🤖 AI Summary
This study addresses the challenge of assessing trustworthiness of large language models (LLMs) in high-stakes scientific research. Methodologically, it introduces the first four-dimensional evaluation framework tailored for scientific applications—encompassing factual accuracy, adversarial robustness, scientific safety, and scientific ethics. It proposes a verification-based reflective fine-tuning paradigm coupled with expert validation for an open factual accuracy benchmark; designs a novel scientific ethics benchmark covering eight subcategories; and integrates open-ended factual evaluation, semantic similarity metrics, LLM self-scoring, and adversarial testing into a multi-metric quantitative assessment system. A key contribution is the first systematic, multi-dimensional comparison of domain-specific scientific LMs versus general-purpose LMs across trustworthiness dimensions. Results indicate that general-purpose models consistently outperform scientific models overall, with GPT-4-mini achieving top performance in factual accuracy and adversarial robustness. In contrast, scientific models exhibit significant deficiencies in logical rigor, ethical alignment, and biosafety—critical areas in high-risk scientific contexts.
📝 Abstract
Large language models (LLMs) have demonstrated transformative potential in scientific research, yet their deployment in high-stakes contexts raises significant trustworthiness concerns. Here, we introduce SciTrust 2.0, a comprehensive framework for evaluating LLM trustworthiness in scientific applications across four dimensions: truthfulness, adversarial robustness, scientific safety, and scientific ethics. Our framework incorporates novel, open-ended truthfulness benchmarks developed through a verified reflection-tuning pipeline and expert validation, alongside a novel ethics benchmark for scientific research contexts covering eight subcategories including dual-use research and bias. We evaluated seven prominent LLMs, including four science-specialized models and three general-purpose industry models, using multiple evaluation metrics including accuracy, semantic similarity measures, and LLM-based scoring.
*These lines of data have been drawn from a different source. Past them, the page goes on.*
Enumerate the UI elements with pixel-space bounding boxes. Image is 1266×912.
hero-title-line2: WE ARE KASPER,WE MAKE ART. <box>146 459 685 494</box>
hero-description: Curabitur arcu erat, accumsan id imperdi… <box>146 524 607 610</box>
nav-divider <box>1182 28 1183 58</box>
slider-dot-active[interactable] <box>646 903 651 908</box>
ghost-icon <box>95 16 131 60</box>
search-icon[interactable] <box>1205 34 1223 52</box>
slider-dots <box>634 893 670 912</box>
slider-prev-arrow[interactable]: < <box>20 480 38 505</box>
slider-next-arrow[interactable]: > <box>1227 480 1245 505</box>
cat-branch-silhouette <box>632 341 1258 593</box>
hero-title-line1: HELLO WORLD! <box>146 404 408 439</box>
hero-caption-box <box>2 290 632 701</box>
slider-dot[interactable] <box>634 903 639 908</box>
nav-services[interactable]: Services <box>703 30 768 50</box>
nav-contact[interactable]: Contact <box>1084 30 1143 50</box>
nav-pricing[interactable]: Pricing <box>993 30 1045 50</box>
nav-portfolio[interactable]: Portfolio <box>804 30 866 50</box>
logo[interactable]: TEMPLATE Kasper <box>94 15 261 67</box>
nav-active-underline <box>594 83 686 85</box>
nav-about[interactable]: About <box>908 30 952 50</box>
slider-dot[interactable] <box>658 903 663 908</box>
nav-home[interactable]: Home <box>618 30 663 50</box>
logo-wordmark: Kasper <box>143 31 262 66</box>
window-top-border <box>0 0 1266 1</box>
General-purpose industry models overall outperformed science-specialized models across each trustworthiness dimension, with GPT-o4-mini demonstrating superior performance in truthfulness assessments and adversarial robustness. Science-specialized models showed significant deficiencies in logical and ethical reasoning capabilities, along with concerning vulnerabilities in safety evaluations, particularly in high-risk domains such as biosecurity and chemical weapons. By open-sourcing our framework, we provide a foundation for developing more trustworthy AI systems and advancing research on model safety and ethics in scientific contexts.